Inspired from the collection at Royal Armouries in The Tower of London.
Steel helmet with hinged cheek plates.
Flared neck guard.
Descripion:- Early Celtic helmets are generally characterized by a conical or round shape with a protruding neck guard as well as cheek plates to protect the sides of the head.
Note that the classifications are those used by archaeologists, rather than Celts or Romans, who, if they did distinguish among these types, have left no known record of the terms they used.

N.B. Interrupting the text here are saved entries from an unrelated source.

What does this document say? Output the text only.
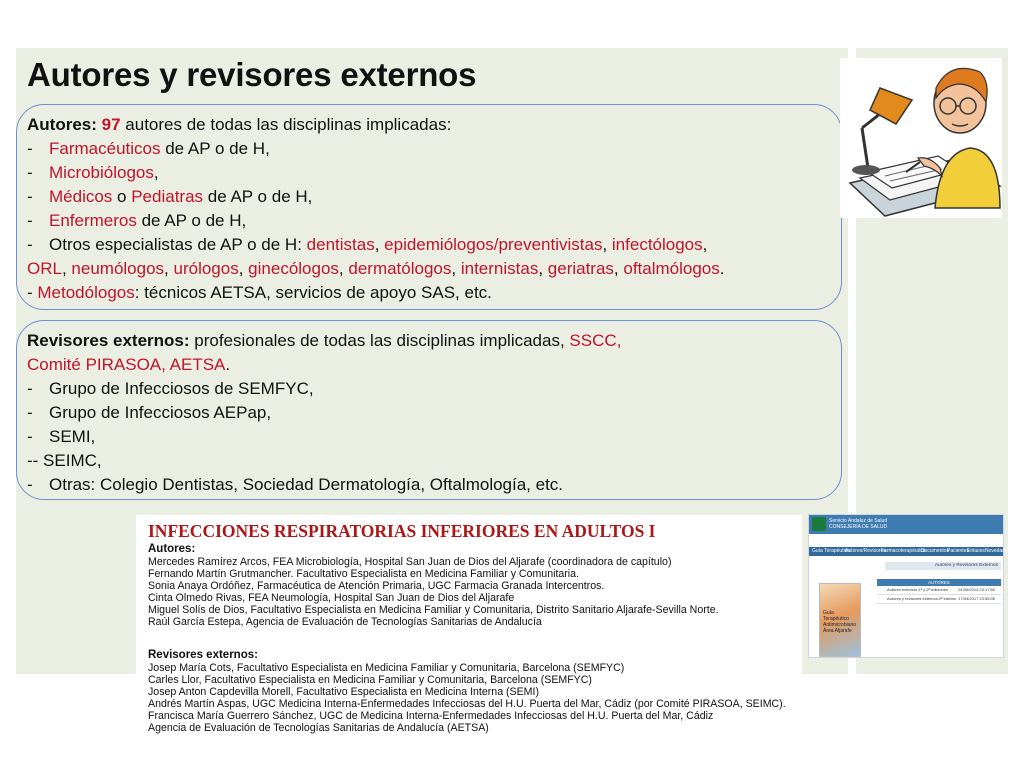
Autores y revisores externos
Autores: 97 autores de todas las disciplinas implicadas:
- Farmacéuticos de AP o de H,
- Microbiólogos,
- Médicos o Pediatras de AP o de H,
- Enfermeros de AP o de H,
- Otros especialistas de AP o de H: dentistas, epidemiólogos/preventivistas, infectólogos,
ORL, neumólogos, urólogos, ginecólogos, dermatólogos, internistas, geriatras, oftalmólogos.
- Metodólogos: técnicos AETSA, servicios de apoyo SAS, etc.
Revisores externos: profesionales de todas las disciplinas implicadas, SSCC,
Comité PIRASOA, AETSA.
- Grupo de Infecciosos de SEMFYC,
- Grupo de Infecciosos AEPap,
- SEMI,
-- SEIMC,
- Otras: Colegio Dentistas, Sociedad Dermatología, Oftalmología, etc.
INFECCIONES RESPIRATORIAS INFERIORES EN ADULTOS I
Autores:
Mercedes Ramírez Arcos, FEA Microbiología, Hospital San Juan de Dios del Aljarafe (coordinadora de capítulo)
Fernando Martín Grutmancher. Facultativo Especialista en Medicina Familiar y Comunitaria.
Sonia Anaya Ordóñez, Farmacéutica de Atención Primaria, UGC Farmacia Granada Intercentros.
Cinta Olmedo Rivas, FEA Neumología, Hospital San Juan de Dios del Aljarafe
Miguel Solís de Dios, Facultativo Especialista en Medicina Familiar y Comunitaria, Distrito Sanitario Aljarafe-Sevilla Norte.
Raúl García Estepa, Agencia de Evaluación de Tecnologías Sanitarias de Andalucía
Revisores externos:
Josep María Cots, Facultativo Especialista en Medicina Familiar y Comunitaria, Barcelona (SEMFYC)
Carles Llor, Facultativo Especialista en Medicina Familiar y Comunitaria, Barcelona (SEMFYC)
Josep Anton Capdevilla Morell, Facultativo Especialista en Medicina Interna (SEMI)
Andrés Martín Aspas, UGC Medicina Interna-Enfermedades Infecciosas del H.U. Puerta del Mar, Cádiz (por Comité PIRASOA, SEIMC).
Francisca María Guerrero Sánchez, UGC de Medicina Interna-Enfermedades Infecciosas del H.U. Puerta del Mar, Cádiz
Agencia de Evaluación de Tecnologías Sanitarias de Andalucía (AETSA)
Servicio Andaluz de Salud
CONSEJERÍA DE SALUD
Guía Terapéutica
Autores/Revisores
Farmacoterapéutica
Documentos
Pacientes
Enlaces Novedades
Autores y Revisores Externos
AUTORES
Autores externos 1ª y 2ª ediciones	01/05/2014 23:17:50
Autores y revisores externos 2ª edición 17/04/2017 23:55:06
Guía Terapéutico Antimicrobiano
Área Aljarafe
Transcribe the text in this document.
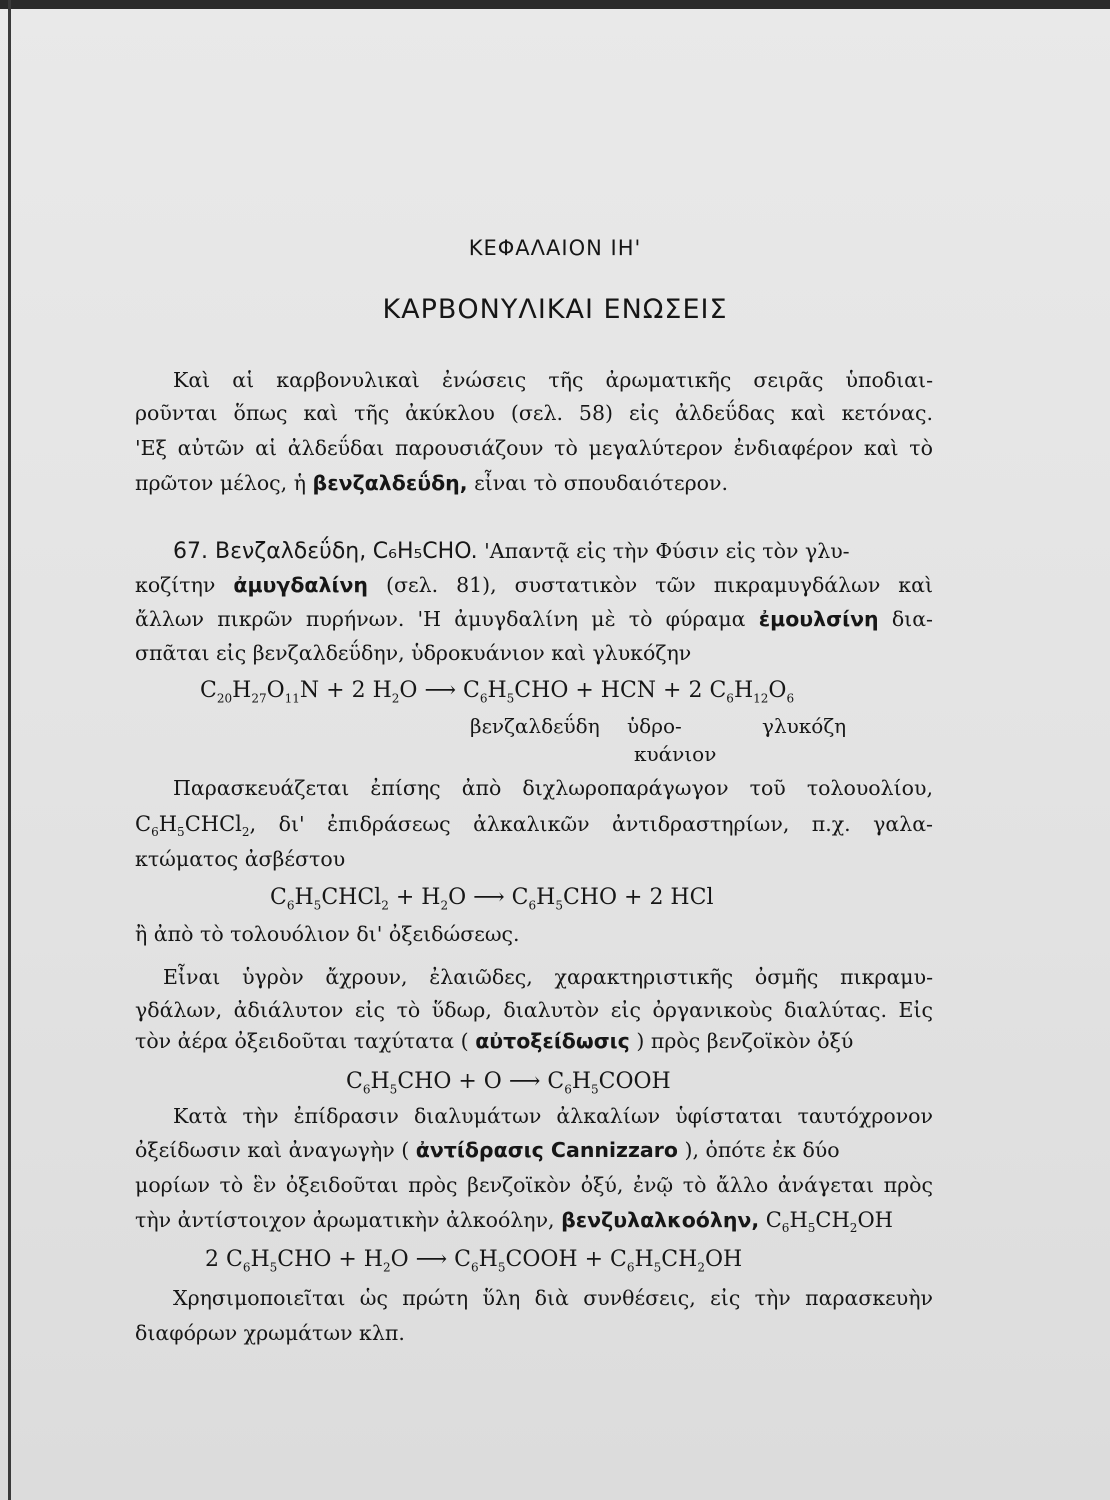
ΚΕΦΑΛΑΙΟΝ ΙΗ'
ΚΑΡΒΟΝΥΛΙΚΑΙ ΕΝΩΣΕΙΣ
Καὶ αἱ καρβονυλικαὶ ἐνώσεις τῆς ἀρωματικῆς σειρᾶς ὑποδιαι-
ροῦνται ὅπως καὶ τῆς ἀκύκλου (σελ. 58) εἰς ἀλδεΰδας καὶ κετόνας.
'Εξ αὐτῶν αἱ ἀλδεΰδαι παρουσιάζουν τὸ μεγαλύτερον ἐνδιαφέρον καὶ τὸ
πρῶτον μέλος, ἡ βενζαλδεΰδη, εἶναι τὸ σπουδαιότερον.
67. Βενζαλδεΰδη, C₆H₅CHO. 'Απαντᾷ εἰς τὴν Φύσιν εἰς τὸν γλυ-
κοζίτην ἀμυγδαλίνη (σελ. 81), συστατικὸν τῶν πικραμυγδάλων καὶ
ἄλλων πικρῶν πυρήνων. 'Η ἀμυγδαλίνη μὲ τὸ φύραμα ἐμουλσίνη δια-
σπᾶται εἰς βενζαλδεΰδην, ὑδροκυάνιον καὶ γλυκόζην
$C_{20}H_{27}O_{11}N + 2$ $H_2O$ ⟶ $C_6H_5CHO$ + HCN + 2 $C_6H_{12}O_6$
βενζαλδεΰδη ὑδρο-
κυάνιον
γλυκόζη
Παρασκευάζεται ἐπίσης ἀπὸ διχλωροπαράγωγον τοῦ τολουολίου,
$C_6H_5CHCl_2$, δι' ἐπιδράσεως ἀλκαλικῶν ἀντιδραστηρίων, π.χ. γαλα-
κτώματος ἀσβέστου
$C_6H_5CHCl_2 + H_2O$ ⟶ $C_6H_5CHO + 2$ HCl
ἢ ἀπὸ τὸ τολουόλιον δι' ὀξειδώσεως.
Εἶναι ὑγρὸν ἄχρουν, ἐλαιῶδες, χαρακτηριστικῆς ὀσμῆς πικραμυ-
γδάλων, ἀδιάλυτον εἰς τὸ ὕδωρ, διαλυτὸν εἰς ὀργανικοὺς διαλύτας. Εἰς
τὸν ἀέρα ὀξειδοῦται ταχύτατα ( αὐτοξείδωσις ) πρὸς βενζοϊκὸν ὀξύ
$C_6H_5CHO + O$ ⟶ $C_6H_5COOH$
Κατὰ τὴν ἐπίδρασιν διαλυμάτων ἀλκαλίων ὑφίσταται ταυτόχρονον
ὀξείδωσιν καὶ ἀναγωγὴν ( ἀντίδρασις Cannizzaro ), ὁπότε ἐκ δύο
μορίων τὸ ἓν ὀξειδοῦται πρὸς βενζοϊκὸν ὀξύ, ἐνῷ τὸ ἄλλο ἀνάγεται πρὸς
τὴν ἀντίστοιχον ἀρωματικὴν ἀλκοόλην, βενζυλαλκοόλην, $C_6H_5CH_2OH$
2 $C_6H_5CHO + H_2O$ ⟶ $C_6H_5COOH + C_6H_5CH_2OH$
Χρησιμοποιεῖται ὡς πρώτη ὕλη διὰ συνθέσεις, εἰς τὴν παρασκευὴν
διαφόρων χρωμάτων κλπ.
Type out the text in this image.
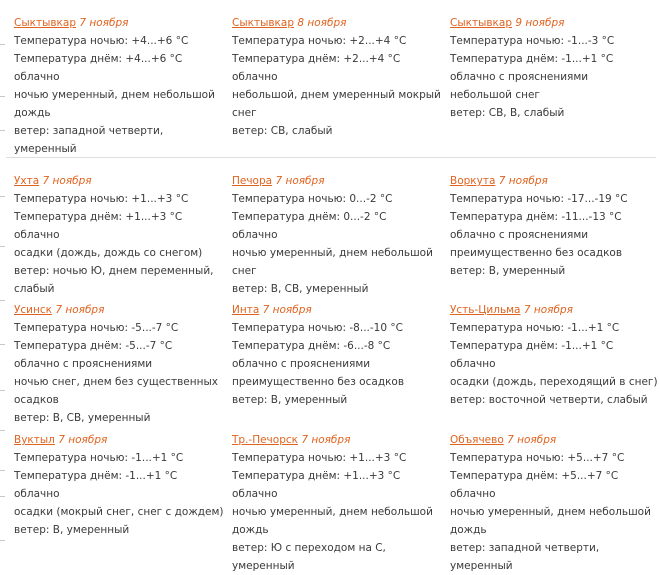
Сыктывкар 7 ноября
Температура ночью: +4...+6 °С
Температура днём: +4...+6 °С
облачно
ночью умеренный, днем небольшой дождь
ветер: западной четверти, умеренный
Сыктывкар 8 ноября
Температура ночью: +2...+4 °С
Температура днём: +2...+4 °С
облачно
небольшой, днем умеренный мокрый снег
ветер: СВ, слабый
Сыктывкар 9 ноября
Температура ночью: -1...-3 °С
Температура днём: -1...+1 °С
облачно с прояснениями
небольшой снег
ветер: СВ, В, слабый
Ухта 7 ноября
Температура ночью: +1...+3 °С
Температура днём: +1...+3 °С
облачно
осадки (дождь, дождь со снегом)
ветер: ночью Ю, днем переменный, слабый
Печора 7 ноября
Температура ночью: 0...-2 °С
Температура днём: 0...-2 °С
облачно
ночью умеренный, днем небольшой снег
ветер: В, СВ, умеренный
Воркута 7 ноября
Температура ночью: -17...-19 °С
Температура днём: -11...-13 °С
облачно с прояснениями
преимущественно без осадков
ветер: В, умеренный
Усинск 7 ноября
Температура ночью: -5...-7 °С
Температура днём: -5...-7 °С
облачно с прояснениями
ночью снег, днем без существенных осадков
ветер: В, СВ, умеренный
Инта 7 ноября
Температура ночью: -8...-10 °С
Температура днём: -6...-8 °С
облачно с прояснениями
преимущественно без осадков
ветер: В, умеренный
Усть-Цильма 7 ноября
Температура ночью: -1...+1 °С
Температура днём: -1...+1 °С
облачно
осадки (дождь, переходящий в снег)
ветер: восточной четверти, слабый
Вуктыл 7 ноября
Температура ночью: -1...+1 °С
Температура днём: -1...+1 °С
облачно
осадки (мокрый снег, снег с дождем)
ветер: В, умеренный
Тр.-Печорск 7 ноября
Температура ночью: +1...+3 °С
Температура днём: +1...+3 °С
облачно
ночью умеренный, днем небольшой дождь
ветер: Ю с переходом на С, умеренный
Объячево 7 ноября
Температура ночью: +5...+7 °С
Температура днём: +5...+7 °С
облачно
ночью умеренный, днем небольшой дождь
ветер: западной четверти, умеренный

Historical Period:- The Roman empire began expanding to the North around 540 BCE. As they did so, they encountered many hostile tribes and groups, resulting in battles over much of Europe during the following centuries.
As a result, there are many archaeological sites which provide valuable information on both Roman culture and that of the people they encountered.
Inspiration:- This helmet was inspired by surviving examples.